The role of multiobjective optimization in industrial design of
electromagnetic devices is remarkable and is more and more
increasing. The availability of powerful and flexible FEM codes
for field analysis and the increasing power of computers gives the
designer the chance of building complex parametric models to be
considered for an automatic optimization procedures. As in almost
all design problems, objectives in an electromagnetic devices
design are numerous and often in contrast each other. The
classical, and still widely used, approach to such a situation is
to transform the multiobjective problem into a single-objective
one using some extra knowledge, and to solve it with classical
techniques for single-objective optimization.
Under such a perspective the multi-objective problem is considered
as a special case of the single-objective one.
This approach has three main drawbacks:
1)the variety of solution of a multiobjective problem is reduced
to one with a significant reduction of information,
2)the choice of one solution using some extra knowledge is done
a-priori with no complete information about all possible
solutions,
3)in some (frequent) multiobjective problems (non-convex problems)
the true multiobjective approach gives solutions that would be
mathematically impossible to obtain via the classical approach.
On the other hand, when Pareto optima theory is considered, no
a-priori choice of preferences is required and the perspective is
inverted, that is the single-objective problem becomes a special
case of the multi-objective one. The aim of the optimization
process is the approximation of the infinite Pareto-optimal
solution throughout a convergent and equally spaced sampling of
the Pareto optimal front.
The mathematical theory of multiobjective optimization is mature
and gives useful theorems for existence and uniqueness of
solutions both when classical scalar formulations are considered
and when the problem is tackled via Pareto optima theory. A wide
variety of evolutionary and non evolutionary methods being
specially devoted to Pareto multiobjective optimization
(Multiobjective Evolutionary Algorithms MOEAs) have been
developing and are being developed in the scientific community. In
order to do this huge amount of different strategies univocally a
debate is in progress about test functions, specific convergence
criteria and approximation errors because the extension to Pareto
Optimal Front (POF) approximation of such concepts is non at all
straightforward. This is why, for instance, a special section of
the first congress on Evolutionary Multiobjective Optimization
(EMO2001, Zurich) was devoted to performance measurements.

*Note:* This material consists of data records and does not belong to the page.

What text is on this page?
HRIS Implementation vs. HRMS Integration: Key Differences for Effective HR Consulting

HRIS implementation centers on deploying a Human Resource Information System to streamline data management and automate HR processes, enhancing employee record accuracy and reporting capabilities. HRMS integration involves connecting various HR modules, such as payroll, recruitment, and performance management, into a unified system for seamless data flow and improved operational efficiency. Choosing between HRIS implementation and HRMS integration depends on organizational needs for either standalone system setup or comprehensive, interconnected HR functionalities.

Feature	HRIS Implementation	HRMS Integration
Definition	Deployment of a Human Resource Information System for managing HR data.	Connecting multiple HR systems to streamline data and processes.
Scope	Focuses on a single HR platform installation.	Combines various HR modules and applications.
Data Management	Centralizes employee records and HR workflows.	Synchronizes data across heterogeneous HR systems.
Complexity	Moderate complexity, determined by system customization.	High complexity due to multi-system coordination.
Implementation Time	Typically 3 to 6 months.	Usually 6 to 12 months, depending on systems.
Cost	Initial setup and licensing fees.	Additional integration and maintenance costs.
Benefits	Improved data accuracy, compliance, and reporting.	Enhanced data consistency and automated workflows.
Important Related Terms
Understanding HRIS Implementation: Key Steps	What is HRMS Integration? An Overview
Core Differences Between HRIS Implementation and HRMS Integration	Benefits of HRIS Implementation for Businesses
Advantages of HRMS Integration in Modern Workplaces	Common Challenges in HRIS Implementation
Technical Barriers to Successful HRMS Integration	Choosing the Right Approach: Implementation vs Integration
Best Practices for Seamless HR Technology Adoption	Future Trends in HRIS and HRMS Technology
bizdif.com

On the other hand real-life application of MOEAs is often hard and
unpractical due to the complexity of methods and the computational
cost deriving from the required huge number of objective functions
calls. This is particularly true when shape design in
electromagnetic industrial devices is concerned, where the
evaluation of objective functions often requires FEM computations
(sometimes 3D or non-linear or coupled). A special section of
EMO2001 was devoted to real-life applications.
The effort of this thesis is to link true multiobjective
optimization mathematical theory and algorithms with automated
optimal design of electromagnetic devices in order to build
effective methodologies to be practical in industrial environment.
The following key-point will be tackled:
1)Build cost effective strategies requiring a small number of
objectives function calls at a given accuracy of Pareto Optimal
Front approximation.
2)In order to do this consider the world of Evolutionary
multiobjective Optimization methods and try to modify strategies
in order them to be practical in electromagnetic shape design.
3)Consider classical non-evolutionary strategies (based of
preference function) as well, in a critical way and link them to
hybrid stochastic-deterministic search tools.
4)Try to extend neural network based single objective response
surface methods to POF approximation.
5)Link developed strategies to commercial FEM field analysis
tools.
6)Apply developed strategies to industrial design problem in
cooperation with industrial designers.